Haitiens au Brésil 2010-2015

mardi 11 août 2015

De très nombreux Haïtiens ont trouvé refuge au Brésil depuis 2010. La politique menée à leur égard semble très différente de ce qui se passe en France.

A Manaus des bénévoles de l’association jésuite " Haitianos no Brasil" ont mis en place des aides juridiques, administratives et humanitaires pour ces migrants haïtiens qui trouvent du travail à Manaus .

A Sao Paulo ils étaient 2600 en avril 2014, selon le site forum portal et l’Église qui gère la maison du migrant a tenté de trouver des solutions avec les autorités pour améliorer leur situation, en particulier pour ceux qui viennent de l’État d’Acre frontalier avec la Bolivie. Ils ont été peu à peu dirigés par les autorités dans différentes villes du Brésil. Environ la moitié ont obtenu une carte de travail en 2 mois.

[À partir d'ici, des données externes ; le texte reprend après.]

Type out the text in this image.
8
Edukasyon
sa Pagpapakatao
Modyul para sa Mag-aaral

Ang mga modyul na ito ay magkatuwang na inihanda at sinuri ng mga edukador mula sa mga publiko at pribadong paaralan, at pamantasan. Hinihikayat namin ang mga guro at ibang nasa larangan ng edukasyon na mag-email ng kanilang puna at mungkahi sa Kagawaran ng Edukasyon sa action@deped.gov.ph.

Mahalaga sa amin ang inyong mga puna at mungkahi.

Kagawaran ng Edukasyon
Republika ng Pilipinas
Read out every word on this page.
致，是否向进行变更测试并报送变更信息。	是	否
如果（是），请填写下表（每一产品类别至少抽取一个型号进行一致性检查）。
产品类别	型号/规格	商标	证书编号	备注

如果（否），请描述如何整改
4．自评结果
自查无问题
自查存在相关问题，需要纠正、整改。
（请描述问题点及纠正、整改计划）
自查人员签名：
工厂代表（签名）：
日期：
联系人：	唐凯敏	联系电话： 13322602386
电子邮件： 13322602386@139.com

L’Institut des migrations et des droits humains consacre une grande part de son activité aux Haïtiens.

L’immigration haïtienne est signalée comme une situation unique et nouvelle et l’arrivée de ces migrants est continue .

Selon une étude officielle sur l’Etat d’Acre C’est une immigration de jeunes hommes entre 20 et 30 ans qui envoient de l’argent à leur famille restée en Haiti. Ils viennent à 70% de Gonaives.

En 2013 une étude du Ministère du Travail et de l’emploi portant sur 340 personnes montrait que 70% des Haïtiens travaillaient, dans la construction ou le secteur agricoles pour 40%. Les salaires sont bas et ne permettent pas de vivre correctement mais presque tous disent que leurs conditions de vie sont bien meilleures qu’en Haiti. Près de 5000 personnes ont sollicité l’asile entre 2011 et 2012.Une intéressante étude des routes migratoires es présentée. Le trajet dure 15 jours et coute en moyenne 2000 dollars US.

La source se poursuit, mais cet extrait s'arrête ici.